The Deisseroth and Hegemann groups have just published a newly engineered channelrhodopsin, ChETA, in the Nature Neuroscience paper, Ultrafast optogenetic control.  Gunaydin et al rationally targeted mutations to the opsin pocket of channelrhodopsin-2 to increase the speed of channel deactivation/closing. ChETA provides higher fidelity optical control of spiking at high expression levels or firing frequencies (up to 200Hz!) and eliminates plateau potentials during sustained spike trains.
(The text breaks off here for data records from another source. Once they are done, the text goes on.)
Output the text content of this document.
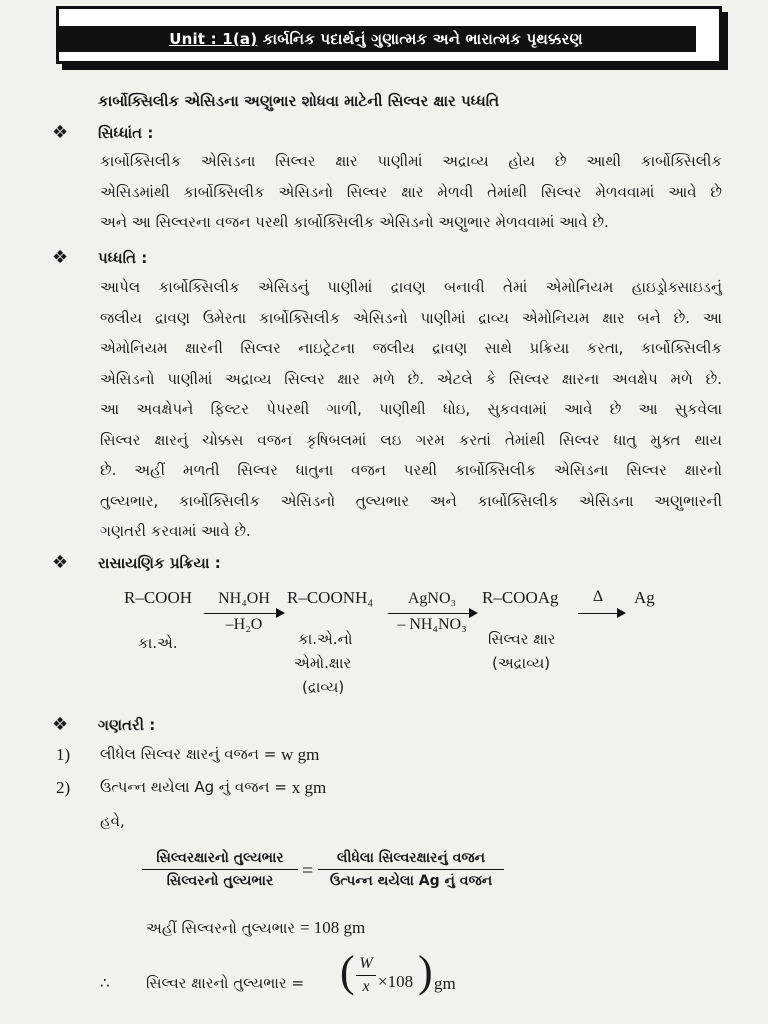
Unit : 1(a)
કાર્બનિક પદાર્થનું ગુણાત્મક અને ભારાત્મક પૃથક્કરણ
કાર્બોક્સિલીક એસિડના અણુભાર શોધવા માટેની સિલ્વર ક્ષાર પધ્ધતિ
❖	સિધ્ધાંત :
કાર્બોક્સિલીક એસિડના સિલ્વર ક્ષાર પાણીમાં અદ્રાવ્ય હોય છે આથી કાર્બોક્સિલીક
એસિડમાંથી કાર્બોક્સિલીક એસિડનો સિલ્વર ક્ષાર મેળવી તેમાંથી સિલ્વર મેળવવામાં આવે છે
અને આ સિલ્વરના વજન પરથી કાર્બોક્સિલીક એસિડનો અણુભાર મેળવવામાં આવે છે.
❖	પધ્ધતિ :
આપેલ કાર્બોક્સિલીક એસિડનું પાણીમાં દ્રાવણ બનાવી તેમાં એમોનિયમ હાઇડ્રોક્સાઇડનું
જલીય દ્રાવણ ઉમેરતા કાર્બોક્સિલીક એસિડનો પાણીમાં દ્રાવ્ય એમોનિયમ ક્ષાર બને છે. આ
એમોનિયમ ક્ષારની સિલ્વર નાઇટ્રેટના જલીય દ્રાવણ સાથે પ્રક્રિયા કરતા, કાર્બોક્સિલીક
એસિડનો પાણીમાં અદ્રાવ્ય સિલ્વર ક્ષાર મળે છે. એટલે કે સિલ્વર ક્ષારના અવક્ષેપ મળે છે.
આ અવક્ષેપને ફિલ્ટર પેપરથી ગાળી, પાણીથી ધોઇ, સુકવવામાં આવે છે આ સુકવેલા
સિલ્વર ક્ષારનું ચોક્કસ વજન કૃષિબલમાં લઇ ગરમ કરતાં તેમાંથી સિલ્વર ધાતુ મુક્ત થાય
છે. અહીં મળતી સિલ્વર ધાતુના વજન પરથી કાર્બોક્સિલીક એસિડના સિલ્વર ક્ષારનો
તુલ્યભાર, કાર્બોક્સિલીક એસિડનો તુલ્યભાર અને કાર્બોક્સિલીક એસિડના અણુભારની
ગણતરી કરવામાં આવે છે.
❖	રાસાયણિક પ્રક્રિયા :
R–COOH
કા.એ.
NH₄OH
–H₂O
R–COONH₄
કા.એ.નો
એમો.ક્ષાર
(દ્રાવ્ય)
AgNO₃
– NH₄NO₃
R–COOAg
સિલ્વર ક્ષાર
(અદ્રાવ્ય)
Δ	Ag
❖	ગણતરી :
1)	લીધેલ સિલ્વર ક્ષારનું વજન =
w gm
2)	ઉત્પન્ન થયેલા Ag નું વજન =
x gm
હવે,
સિલ્વરક્ષારનો તુલ્યભાર
સિલ્વરનો તુલ્યભાર	=
લીધેલા સિલ્વરક્ષારનું વજન
ઉત્પન્ન થયેલા Ag નું વજન
અહીં સિલ્વરનો તુલ્યભાર = 108 gm
∴ સિલ્વર ક્ષારનો તુલ્યભાર = ( W
x ×108 ) gm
ChETA improves spike train fidelity

ChETA clearly provides higher precision in optical control of spiking, particularly at high spike rates.  However, a big problem limiting some in vivo channelrhodopsin use has been insufficient conductance. Some groups have sought to increase single channel conductance, but this approach can lead to increased ChR toxicity and/or spurious spikes. At first glance, increasing deactivation rates, and thus decreasing single channel current from a brief light pulse, seems to make life MORE difficult for situations where light and conductance levels are limiting. ChETA produces a very low number of successful spikes at 1ms illumination (Fig 3f), as compared to ChR2. ChETA response peaks within 1ms but requires 2ms illumination and >10Hz trains to induces spikes more reliably than ChR2. Is this due to a decreased peak single channel conductance in ChETA or just the activation/deactivation rate differences?  I couldn’t find a direct single-channel conductance comparison in the paper.

ChETA requires a longer light pulse than ChR2 to generate spikes.

A reduced conductance might not be a bad thing though. ChETA’s increased deactivation rate might make less toxic to cells, allowing a higher expression level, which would compensate for a reduced single channel current flow. It all depends on what causes ChR2 toxicity.  Is toxicity caused by a non-illuminated leak current or something else?  Is the deactivation rate correlated with a leak current and/or toxicity?  I would love to see a quantitative comparison of expression level and toxicity between wt ChR2  and ChETA.  Maybe our readers can post their experiences with it in the coming weeks.